Published on December 5, 2017 | by Andrea Guerriero0
Unmissable attractions in the West End – A London guide
The West End of London is known as the shopping and entertainment hub with its location in the centre of London. It is where you will find some of the famous restaurants, stores, cafes and designer boutiques, with the best cinemas and theatres. It has been a favourite with the wealthy and privileged since early times because of its unique position upwind of pollution from other crowded sections of the city. The West End comprises of Soho, Leicester, Bond, Oxford and Regent Streets. This is an area known for fine dining with some of the best restaurants in West End, London. It is also home to some of the best boutique luxury hotels like The Piccadilly London West End, which offers easy access to the best attractions that the area has to offer.
It has been the focal point of the city and derived its name from the Picadills or ruffs, stitched by a famous tailor in the 18th century, in the area. With five important streets intersecting at Piccadilly, it is one of the busiest junctions in the city. Slap bang in the centre is the Shaftesbury Memorial built to honour the memory of the Earl of Shaftesbury. It features a bronze fountain with a figure of an archer called Eros on its top. Piccadilly Street among the trendiest streets stretches West and is the location for world-famous department stores like Fortnum & Mason. Find out more about Piccadilly in this video.
Royal Academy of Arts
The academy was established in 1768, and was patronised by George III. It is located in majestic Burlington House with an ornate Renaissance themed facade. An autonomous body it comprises of architects and artists, with the academy having famous alumni of the likes of Millais, Turner and Constable. Every summer it plays host to exhibitions by some of the top contemporary artists around. There also are special exhibitions organised which are on display by invite only. It also offers a lucky few an opportunity to admire the creation of Michelangelo’s famous Tondo, which is the sole work of his in the country.
Built in the Regency style of architecture it is situated in the centre of the West End and is among the select few first glass arcades on the European continent. Things have not changed all that since it opened to the public with some rather quaint and quirky rules still enforced. This has to do with the kinds of goods on sale that should not offend smell or sight. For shoppers in the area, they cannot play an instrument, sing or whistle, carry any parcel or even open an umbrella within. If you thought the rules are archaic be forewarned that these still are strictly enforced by costumed personnel called Beadles.

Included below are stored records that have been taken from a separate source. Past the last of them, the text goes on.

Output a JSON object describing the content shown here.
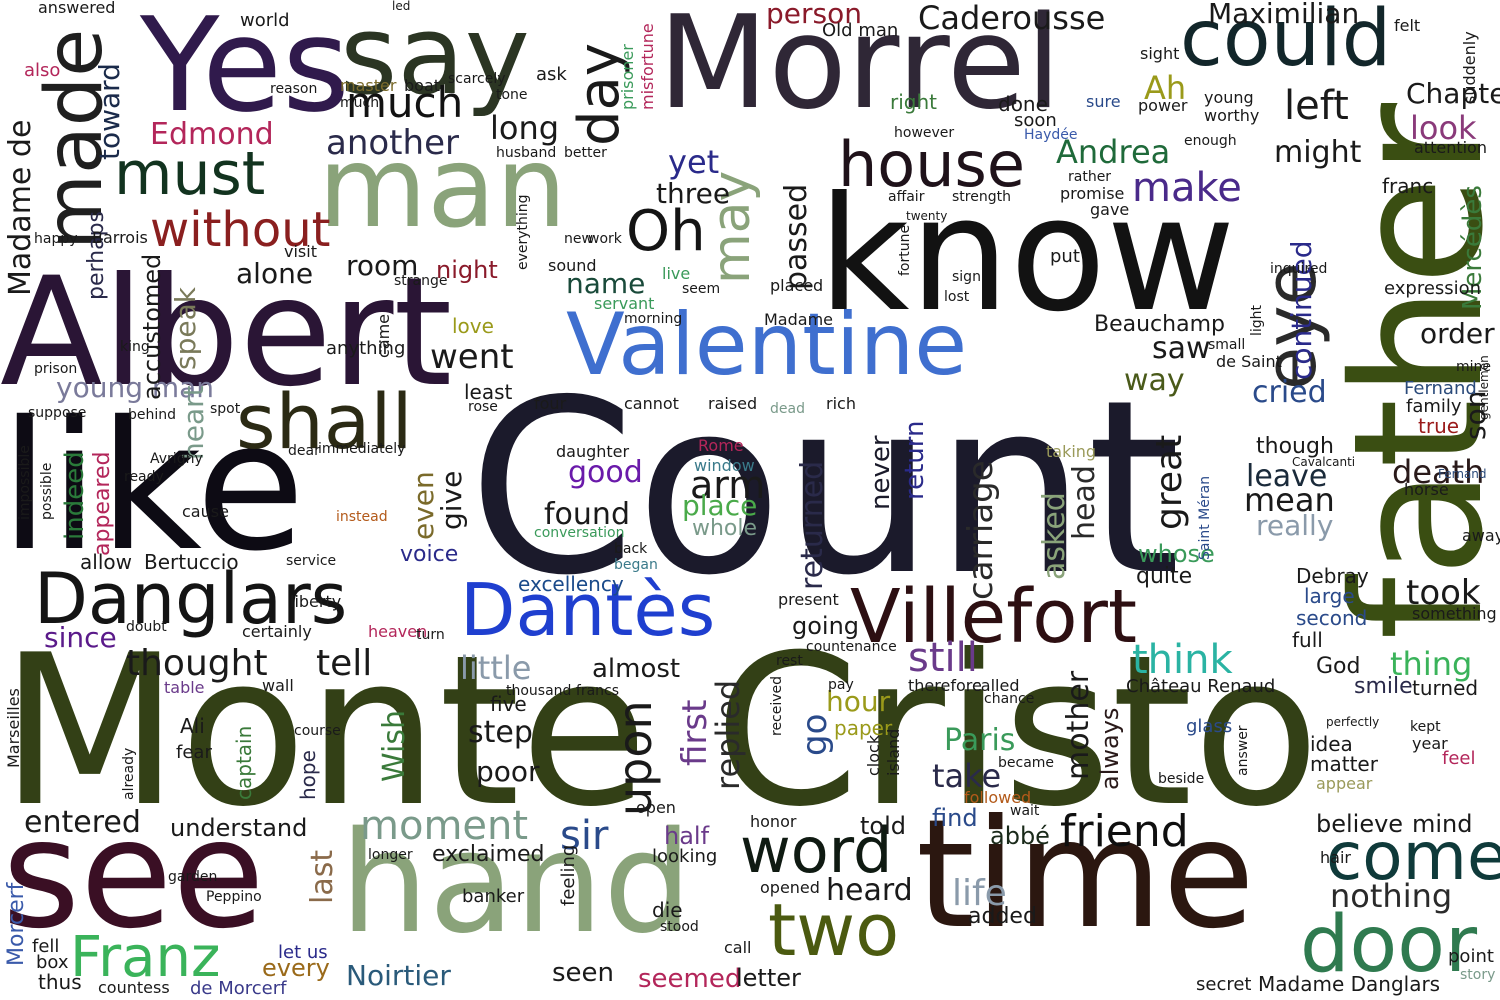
{
  "words": [
    {
      "text": "Count",
      "color": "#1b1a2b"
    },
    {
      "text": "Monte Cristo",
      "color": "#334016"
    },
    {
      "text": "Albert",
      "color": "#2a1535"
    },
    {
      "text": "know",
      "color": "#121212"
    },
    {
      "text": "like",
      "color": "#0d0b14"
    },
    {
      "text": "father",
      "color": "#3a4e12"
    },
    {
      "text": "time",
      "color": "#2b1710"
    },
    {
      "text": "Morrel",
      "color": "#2f2736"
    },
    {
      "text": "see",
      "color": "#3a0f24"
    },
    {
      "text": "hand",
      "color": "#8aa37a"
    },
    {
      "text": "say",
      "color": "#2b3523"
    },
    {
      "text": "Yes",
      "color": "#301a4c"
    },
    {
      "text": "man",
      "color": "#8aa37a"
    },
    {
      "text": "Valentine",
      "color": "#3f6fcf"
    },
    {
      "text": "Villefort",
      "color": "#2d0f12"
    },
    {
      "text": "Danglars",
      "color": "#141414"
    },
    {
      "text": "Dantès",
      "color": "#1f3fcf"
    },
    {
      "text": "could",
      "color": "#12262a"
    },
    {
      "text": "made",
      "color": "#1f1f1f"
    },
    {
      "text": "shall",
      "color": "#2b2a14"
    },
    {
      "text": "two",
      "color": "#4b5a10"
    },
    {
      "text": "word",
      "color": "#0f1a12"
    },
    {
      "text": "come",
      "color": "#0f3a3a"
    },
    {
      "text": "door",
      "color": "#2f7a4f"
    },
    {
      "text": "eye",
      "color": "#2a2a2a"
    },
    {
      "text": "house",
      "color": "#1f121a"
    },
    {
      "text": "must",
      "color": "#12331f"
    },
    {
      "text": "Oh",
      "color": "#141414"
    },
    {
      "text": "day",
      "color": "#1a1a1a"
    },
    {
      "text": "much",
      "color": "#121212"
    },
    {
      "text": "without",
      "color": "#8a1f1f"
    },
    {
      "text": "may",
      "color": "#8aa37a"
    },
    {
      "text": "upon",
      "color": "#1a1a1a"
    },
    {
      "text": "friend",
      "color": "#0f0f0f"
    },
    {
      "text": "moment",
      "color": "#7a9a8a"
    },
    {
      "text": "Franz",
      "color": "#3ab35a"
    },
    {
      "text": "Caderousse",
      "color": "#1a1a1a"
    },
    {
      "text": "Maximilian",
      "color": "#1a1a1a"
    },
    {
      "text": "Edmond",
      "color": "#b3265a"
    },
    {
      "text": "another",
      "color": "#2a2a4a"
    },
    {
      "text": "Andrea",
      "color": "#1f6a3a"
    },
    {
      "text": "make",
      "color": "#4a2a8a"
    },
    {
      "text": "left",
      "color": "#1a1a1a"
    },
    {
      "text": "might",
      "color": "#1a1a1a"
    },
    {
      "text": "Chapter",
      "color": "#1a1a1a"
    },
    {
      "text": "look",
      "color": "#8a3a7a"
    },
    {
      "text": "person",
      "color": "#8a1a2a"
    },
    {
      "text": "long",
      "color": "#1a1a1a"
    },
    {
      "text": "yet",
      "color": "#2a2a8a"
    },
    {
      "text": "three",
      "color": "#1a1a1a"
    },
    {
      "text": "Madame de",
      "color": "#1a1a1a"
    },
    {
      "text": "toward",
      "color": "#1a2a4a"
    },
    {
      "text": "room",
      "color": "#1a1a1a"
    },
    {
      "text": "name",
      "color": "#1a4a3a"
    },
    {
      "text": "night",
      "color": "#8a1a2a"
    },
    {
      "text": "passed",
      "color": "#1a1a1a"
    },
    {
      "text": "continued",
      "color": "#2a2a8a"
    },
    {
      "text": "Mercédès",
      "color": "#3a7a3a"
    },
    {
      "text": "order",
      "color": "#1a1a1a"
    },
    {
      "text": "went",
      "color": "#1a1a1a"
    },
    {
      "text": "alone",
      "color": "#1a1a1a"
    },
    {
      "text": "speak",
      "color": "#7a7a5a"
    },
    {
      "text": "young man",
      "color": "#7a7a9a"
    },
    {
      "text": "heart",
      "color": "#7a9a8a"
    },
    {
      "text": "indeed",
      "color": "#2a7a3a"
    },
    {
      "text": "appeared",
      "color": "#b3265a"
    },
    {
      "text": "perhaps",
      "color": "#2a2a4a"
    },
    {
      "text": "accustomed",
      "color": "#1a1a1a"
    },
    {
      "text": "cried",
      "color": "#2a4a8a"
    },
    {
      "text": "son",
      "color": "#1a1a1a"
    },
    {
      "text": "Beauchamp",
      "color": "#1a1a1a"
    },
    {
      "text": "saw",
      "color": "#1a1a1a"
    },
    {
      "text": "way",
      "color": "#4a5a1a"
    },
    {
      "text": "death",
      "color": "#2a1a1a"
    },
    {
      "text": "took",
      "color": "#1a1a1a"
    },
    {
      "text": "great",
      "color": "#1a1a1a"
    },
    {
      "text": "asked",
      "color": "#8aa37a"
    },
    {
      "text": "head",
      "color": "#2a2a2a"
    },
    {
      "text": "carriage",
      "color": "#2a2a2a"
    },
    {
      "text": "returned",
      "color": "#2a2a4a"
    },
    {
      "text": "return",
      "color": "#2a2a8a"
    },
    {
      "text": "never",
      "color": "#1a1a2a"
    },
    {
      "text": "give",
      "color": "#1a1a1a"
    },
    {
      "text": "even",
      "color": "#7a6a2a"
    },
    {
      "text": "good",
      "color": "#6a1aaa"
    },
    {
      "text": "arm",
      "color": "#1a1a1a"
    },
    {
      "text": "found",
      "color": "#1a1a1a"
    },
    {
      "text": "place",
      "color": "#4aaa4a"
    },
    {
      "text": "whole",
      "color": "#7a9a8a"
    },
    {
      "text": "leave",
      "color": "#1a2a3a"
    },
    {
      "text": "mean",
      "color": "#1a1a1a"
    },
    {
      "text": "really",
      "color": "#8a9aaa"
    },
    {
      "text": "whose",
      "color": "#3a9a5a"
    },
    {
      "text": "quite",
      "color": "#1a1a1a"
    },
    {
      "text": "since",
      "color": "#5a1a8a"
    },
    {
      "text": "Bertuccio",
      "color": "#1a1a1a"
    },
    {
      "text": "voice",
      "color": "#2a2a8a"
    },
    {
      "text": "allow",
      "color": "#1a1a1a"
    },
    {
      "text": "thought",
      "color": "#1a1a1a"
    },
    {
      "text": "tell",
      "color": "#1a1a1a"
    },
    {
      "text": "still",
      "color": "#6a3a8a"
    },
    {
      "text": "think",
      "color": "#2ab3a3"
    },
    {
      "text": "thing",
      "color": "#3ab35a"
    },
    {
      "text": "little",
      "color": "#8a9aaa"
    },
    {
      "text": "almost",
      "color": "#1a1a1a"
    },
    {
      "text": "excellency",
      "color": "#1a4a8a"
    },
    {
      "text": "going",
      "color": "#1a1a1a"
    },
    {
      "text": "hour",
      "color": "#9a9a1a"
    },
    {
      "text": "first",
      "color": "#6a3a8a"
    },
    {
      "text": "replied",
      "color": "#2a2a2a"
    },
    {
      "text": "go",
      "color": "#2a4a8a"
    },
    {
      "text": "mother",
      "color": "#1a1a1a"
    },
    {
      "text": "always",
      "color": "#2a1a1a"
    },
    {
      "text": "Paris",
      "color": "#3a9a5a"
    },
    {
      "text": "take",
      "color": "#2a2a4a"
    },
    {
      "text": "step",
      "color": "#1a1a1a"
    },
    {
      "text": "poor",
      "color": "#1a1a1a"
    },
    {
      "text": "sir",
      "color": "#2a4a8a"
    },
    {
      "text": "half",
      "color": "#6a3a8a"
    },
    {
      "text": "exclaimed",
      "color": "#1a1a1a"
    },
    {
      "text": "understand",
      "color": "#1a1a1a"
    },
    {
      "text": "entered",
      "color": "#1a1a1a"
    },
    {
      "text": "Wish",
      "color": "#3a7a3a"
    },
    {
      "text": "captain",
      "color": "#3a7a3a"
    },
    {
      "text": "hope",
      "color": "#2a2a4a"
    },
    {
      "text": "last",
      "color": "#8a6a4a"
    },
    {
      "text": "every",
      "color": "#9a6a1a"
    },
    {
      "text": "let us",
      "color": "#2a2a8a"
    },
    {
      "text": "Noirtier",
      "color": "#2a5a7a"
    },
    {
      "text": "seen",
      "color": "#1a1a1a"
    },
    {
      "text": "seemed",
      "color": "#b3265a"
    },
    {
      "text": "letter",
      "color": "#1a1a1a"
    },
    {
      "text": "heard",
      "color": "#1a1a1a"
    },
    {
      "text": "life",
      "color": "#8a9aaa"
    },
    {
      "text": "added",
      "color": "#1a1a1a"
    },
    {
      "text": "told",
      "color": "#1a1a1a"
    },
    {
      "text": "find",
      "color": "#2a4a8a"
    },
    {
      "text": "abbé",
      "color": "#1a2a1a"
    },
    {
      "text": "nothing",
      "color": "#2a2a2a"
    },
    {
      "text": "believe",
      "color": "#1a1a1a"
    },
    {
      "text": "mind",
      "color": "#1a1a1a"
    },
    {
      "text": "God",
      "color": "#1a1a1a"
    },
    {
      "text": "smile",
      "color": "#2a2a4a"
    },
    {
      "text": "turned",
      "color": "#1a1a1a"
    },
    {
      "text": "Château Renaud",
      "color": "#1a1a1a"
    },
    {
      "text": "Fernand",
      "color": "#2a4a7a"
    },
    {
      "text": "family",
      "color": "#1a1a1a"
    },
    {
      "text": "true",
      "color": "#9a1a1a"
    },
    {
      "text": "though",
      "color": "#1a1a1a"
    },
    {
      "text": "Debray",
      "color": "#1a1a1a"
    },
    {
      "text": "large",
      "color": "#2a4a8a"
    },
    {
      "text": "second",
      "color": "#2a4a8a"
    },
    {
      "text": "full",
      "color": "#1a1a1a"
    },
    {
      "text": "Madame Danglars",
      "color": "#1a1a1a"
    },
    {
      "text": "point",
      "color": "#1a1a1a"
    },
    {
      "text": "secret",
      "color": "#1a1a1a"
    },
    {
      "text": "story",
      "color": "#7a9a8a"
    },
    {
      "text": "expression",
      "color": "#1a1a1a"
    },
    {
      "text": "idea",
      "color": "#1a1a1a"
    },
    {
      "text": "matter",
      "color": "#1a1a1a"
    },
    {
      "text": "appear",
      "color": "#9a9a5a"
    },
    {
      "text": "year",
      "color": "#1a1a1a"
    },
    {
      "text": "feel",
      "color": "#b3265a"
    },
    {
      "text": "kept",
      "color": "#1a1a1a"
    },
    {
      "text": "hair",
      "color": "#1a1a1a"
    },
    {
      "text": "Morcerf",
      "color": "#3a5aaa"
    },
    {
      "text": "de Morcerf",
      "color": "#3a3a8a"
    },
    {
      "text": "countess",
      "color": "#1a1a1a"
    },
    {
      "text": "thus",
      "color": "#1a1a1a"
    },
    {
      "text": "fell",
      "color": "#1a1a1a"
    },
    {
      "text": "box",
      "color": "#1a1a1a"
    },
    {
      "text": "garden",
      "color": "#1a1a1a"
    },
    {
      "text": "Peppino",
      "color": "#1a1a1a"
    },
    {
      "text": "banker",
      "color": "#1a1a1a"
    },
    {
      "text": "looking",
      "color": "#1a1a1a"
    },
    {
      "text": "feeling",
      "color": "#1a1a1a"
    },
    {
      "text": "open",
      "color": "#1a1a1a"
    },
    {
      "text": "die",
      "color": "#1a1a1a"
    },
    {
      "text": "stood",
      "color": "#1a1a1a"
    },
    {
      "text": "call",
      "color": "#1a1a1a"
    },
    {
      "text": "paper",
      "color": "#9a9a1a"
    },
    {
      "text": "clock",
      "color": "#1a1a1a"
    },
    {
      "text": "island",
      "color": "#1a1a1a"
    },
    {
      "text": "glass",
      "color": "#2a4a8a"
    },
    {
      "text": "Ali",
      "color": "#1a1a1a"
    },
    {
      "text": "fear",
      "color": "#1a1a1a"
    },
    {
      "text": "wall",
      "color": "#1a1a1a"
    },
    {
      "text": "table",
      "color": "#6a3a8a"
    },
    {
      "text": "Marseilles",
      "color": "#1a1a1a"
    },
    {
      "text": "five",
      "color": "#1a1a1a"
    },
    {
      "text": "Rome",
      "color": "#b3265a"
    },
    {
      "text": "window",
      "color": "#3a7a8a"
    },
    {
      "text": "daughter",
      "color": "#1a1a1a"
    },
    {
      "text": "conversation",
      "color": "#3a9a5a"
    },
    {
      "text": "back",
      "color": "#1a1a1a"
    },
    {
      "text": "began",
      "color": "#3a7a8a"
    },
    {
      "text": "world",
      "color": "#1a1a1a"
    },
    {
      "text": "answered",
      "color": "#1a1a1a"
    },
    {
      "text": "also",
      "color": "#b3265a"
    },
    {
      "text": "prisoner",
      "color": "#3a9a5a"
    },
    {
      "text": "misfortune",
      "color": "#b3265a"
    },
    {
      "text": "Ah",
      "color": "#9a9a1a"
    },
    {
      "text": "sight",
      "color": "#1a1a1a"
    },
    {
      "text": "young",
      "color": "#1a1a1a"
    },
    {
      "text": "worthy",
      "color": "#1a1a1a"
    },
    {
      "text": "felt",
      "color": "#1a1a1a"
    },
    {
      "text": "suddenly",
      "color": "#1a1a1a"
    },
    {
      "text": "attention",
      "color": "#1a1a1a"
    },
    {
      "text": "right",
      "color": "#3a7a3a"
    },
    {
      "text": "done",
      "color": "#1a1a1a"
    },
    {
      "text": "soon",
      "color": "#1a1a1a"
    },
    {
      "text": "however",
      "color": "#1a1a1a"
    },
    {
      "text": "Haydée",
      "color": "#3a5aaa"
    },
    {
      "text": "sure",
      "color": "#2a4a8a"
    },
    {
      "text": "power",
      "color": "#1a1a1a"
    },
    {
      "text": "Old man",
      "color": "#1a1a1a"
    },
    {
      "text": "master",
      "color": "#7a6a2a"
    },
    {
      "text": "boat",
      "color": "#1a1a1a"
    },
    {
      "text": "much",
      "color": "#1a1a1a"
    },
    {
      "text": "Barrois",
      "color": "#1a1a1a"
    },
    {
      "text": "visit",
      "color": "#1a1a1a"
    },
    {
      "text": "happy",
      "color": "#1a1a1a"
    },
    {
      "text": "king",
      "color": "#1a1a1a"
    },
    {
      "text": "prison",
      "color": "#1a1a1a"
    },
    {
      "text": "Avrigny",
      "color": "#1a1a1a"
    },
    {
      "text": "ready",
      "color": "#1a1a1a"
    },
    {
      "text": "cause",
      "color": "#1a1a1a"
    },
    {
      "text": "possible",
      "color": "#1a1a1a"
    },
    {
      "text": "impossible",
      "color": "#1a1a1a"
    },
    {
      "text": "suppose",
      "color": "#1a1a1a"
    },
    {
      "text": "anything",
      "color": "#1a1a1a"
    },
    {
      "text": "came",
      "color": "#1a1a1a"
    },
    {
      "text": "love",
      "color": "#9a9a1a"
    },
    {
      "text": "least",
      "color": "#1a1a1a"
    },
    {
      "text": "rose",
      "color": "#1a1a1a"
    },
    {
      "text": "sound",
      "color": "#1a1a1a"
    },
    {
      "text": "live",
      "color": "#3a9a5a"
    },
    {
      "text": "servant",
      "color": "#3a9a5a"
    },
    {
      "text": "morning",
      "color": "#1a1a1a"
    },
    {
      "text": "seem",
      "color": "#1a1a1a"
    },
    {
      "text": "placed",
      "color": "#1a1a1a"
    },
    {
      "text": "Madame",
      "color": "#1a1a1a"
    },
    {
      "text": "raised",
      "color": "#1a1a1a"
    },
    {
      "text": "dead",
      "color": "#7a9a8a"
    },
    {
      "text": "rich",
      "color": "#1a1a1a"
    },
    {
      "text": "present",
      "color": "#1a1a1a"
    },
    {
      "text": "countenance",
      "color": "#1a1a1a"
    },
    {
      "text": "certainly",
      "color": "#1a1a1a"
    },
    {
      "text": "liberty",
      "color": "#1a1a1a"
    },
    {
      "text": "service",
      "color": "#1a1a1a"
    },
    {
      "text": "heaven",
      "color": "#b3265a"
    },
    {
      "text": "turn",
      "color": "#1a1a1a"
    },
    {
      "text": "instead",
      "color": "#b35a1a"
    },
    {
      "text": "immediately",
      "color": "#1a1a1a"
    },
    {
      "text": "dear",
      "color": "#1a1a1a"
    },
    {
      "text": "spot",
      "color": "#1a1a1a"
    },
    {
      "text": "behind",
      "color": "#1a1a1a"
    },
    {
      "text": "doubt",
      "color": "#1a1a1a"
    },
    {
      "text": "cannot",
      "color": "#1a1a1a"
    },
    {
      "text": "four",
      "color": "#1a1a1a"
    },
    {
      "text": "taking",
      "color": "#9a9a5a"
    },
    {
      "text": "horse",
      "color": "#1a1a1a"
    },
    {
      "text": "gentlemen",
      "color": "#1a1a1a"
    },
    {
      "text": "mine",
      "color": "#1a1a1a"
    },
    {
      "text": "something",
      "color": "#1a1a1a"
    },
    {
      "text": "away",
      "color": "#1a1a1a"
    },
    {
      "text": "rest",
      "color": "#1a1a1a"
    },
    {
      "text": "pay",
      "color": "#1a1a1a"
    },
    {
      "text": "therefore",
      "color": "#1a1a1a"
    },
    {
      "text": "called",
      "color": "#1a1a1a"
    },
    {
      "text": "chance",
      "color": "#1a1a1a"
    },
    {
      "text": "became",
      "color": "#1a1a1a"
    },
    {
      "text": "wait",
      "color": "#1a1a1a"
    },
    {
      "text": "honor",
      "color": "#1a1a1a"
    },
    {
      "text": "opened",
      "color": "#1a1a1a"
    },
    {
      "text": "followed",
      "color": "#b35a1a"
    },
    {
      "text": "longer",
      "color": "#1a1a1a"
    },
    {
      "text": "course",
      "color": "#1a1a1a"
    },
    {
      "text": "already",
      "color": "#1a1a1a"
    },
    {
      "text": "Saint Méran",
      "color": "#2a4a8a"
    },
    {
      "text": "de Saint",
      "color": "#1a1a1a"
    },
    {
      "text": "small",
      "color": "#1a1a1a"
    },
    {
      "text": "Cavalcanti",
      "color": "#1a1a1a"
    },
    {
      "text": "Fernand",
      "color": "#2a4a7a"
    },
    {
      "text": "sign",
      "color": "#1a1a1a"
    },
    {
      "text": "lost",
      "color": "#1a1a1a"
    },
    {
      "text": "put",
      "color": "#1a1a1a"
    },
    {
      "text": "fortune",
      "color": "#1a1a1a"
    },
    {
      "text": "light",
      "color": "#1a1a1a"
    },
    {
      "text": "strange",
      "color": "#1a1a1a"
    },
    {
      "text": "reason",
      "color": "#1a1a1a"
    },
    {
      "text": "strength",
      "color": "#1a1a1a"
    },
    {
      "text": "affair",
      "color": "#1a1a1a"
    },
    {
      "text": "twenty",
      "color": "#1a1a1a"
    },
    {
      "text": "promise",
      "color": "#1a1a1a"
    },
    {
      "text": "rather",
      "color": "#1a1a1a"
    },
    {
      "text": "gave",
      "color": "#1a1a1a"
    },
    {
      "text": "enough",
      "color": "#1a1a1a"
    },
    {
      "text": "franc",
      "color": "#1a1a1a"
    },
    {
      "text": "inquired",
      "color": "#1a1a1a"
    },
    {
      "text": "received",
      "color": "#1a1a1a"
    },
    {
      "text": "thousand francs",
      "color": "#1a1a1a"
    },
    {
      "text": "better",
      "color": "#1a1a1a"
    },
    {
      "text": "tone",
      "color": "#1a1a1a"
    },
    {
      "text": "husband",
      "color": "#1a1a1a"
    },
    {
      "text": "scarcely",
      "color": "#1a1a1a"
    },
    {
      "text": "answer",
      "color": "#1a1a1a"
    },
    {
      "text": "beside",
      "color": "#1a1a1a"
    },
    {
      "text": "perfectly",
      "color": "#1a1a1a"
    },
    {
      "text": "everything",
      "color": "#1a1a1a"
    },
    {
      "text": "new",
      "color": "#1a1a1a"
    },
    {
      "text": "work",
      "color": "#1a1a1a"
    },
    {
      "text": "ask",
      "color": "#1a1a1a"
    },
    {
      "text": "led",
      "color": "#1a1a1a"
    }
  ]
}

One of the coolest spots in town Soho shares boundaries with Shaftesbury Avenue, Regent and Oxford Streets, and Charing Cross Road. It has always attracted movie companies, music companies and publishers. The area is also popular as a fine dining location because of the plethora of artisanal food stores, patisseries and delicatessen joints along with exotic restaurants that offer the finest of international cuisines. The good news is that there also are a variety of budget-friendly food joints and eateries to cater to budget travellers. Soho also plays host to some of the best West End theatres.
Well known as a hub for entertainment, the Square was developed around a small garden from the 19th century that houses the busts of Shakespeare, famous residents including Isaac Newton and Charlie Chaplin. It now is a pedestrianised section with the area around Leicester Square well known for some of the finest cinemas. These play host to some of the most gala movie premieres in London. Move to the north of the Square and you will find hip and happening Carnaby Street and Chinatown.

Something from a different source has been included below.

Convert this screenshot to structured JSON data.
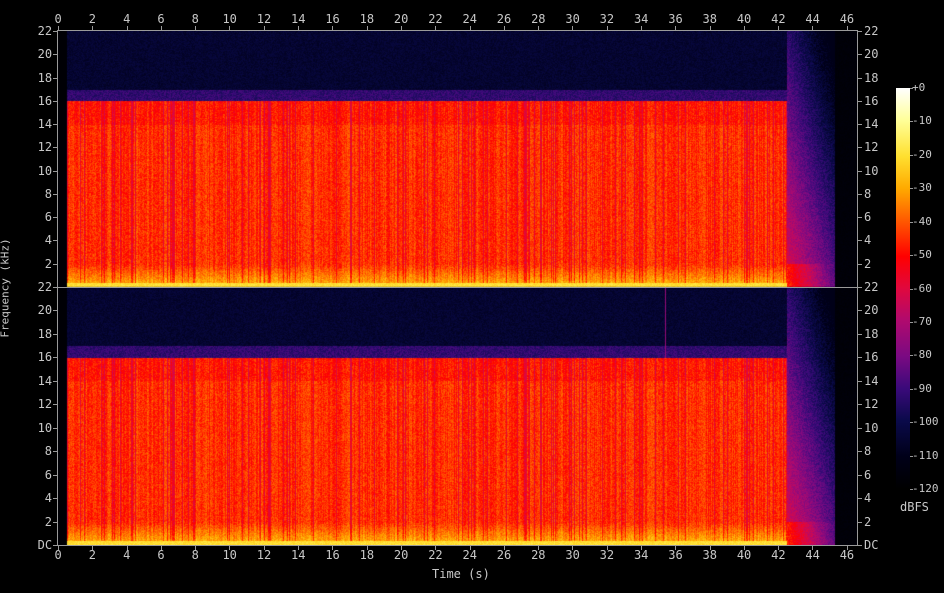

A stunning piece of sculpture it was designed by John Nash, who based it on the Arch of Constantine in Rome. When built it was initially planned to be used as the primary entrance to Buckingham Palace. But after its construction, it was deemed to be rather narrow and could not afford passage to the Royal Coach. It was then decided to relocate the monument at the Northeast corner of Hyde Park in 1851. Marble Arch lies in close proximity to the infamous site of Tyburn, which served as a site for public executions for more than six centuries.
One of the most prolific and priceless art collections, it was a private bequest from Richard Seymour-Conway. The mansion was built for the Duke of Manchester in 1776 and the collection if spread over 25 galleries. The gallery opened for public viewing in 1900 with hardly any change made to it ever since. It houses an impressive collection of artworks apart from exquisite furniture pieces by legendary French designers like Riesener, Cressent and Boulle.
The Park was originally built to serve as a hunting ground for the members of the Royal Family. A stunningly beautiful park, it is now one of the most popular public parks in London, which is spread across 395 acres. It has playgrounds for children, lakes, a cricket ground, tennis courts and a boating pond. It also houses one of the most beautiful al fresco theatres which hosts a number of plays and musical concerts in the summer. There also is the stately Queen Mary’s Gardens that houses a cafe and a restaurant.
The oldest zoo on the planet it was established in 1829 and is one of the biggest attractions in London. It is managed by the Zoological Society of London and plays a vital role in research and conservation of nature and endangered species. Some of the top attractions include lions and nocturnal animals with a children’s zoo.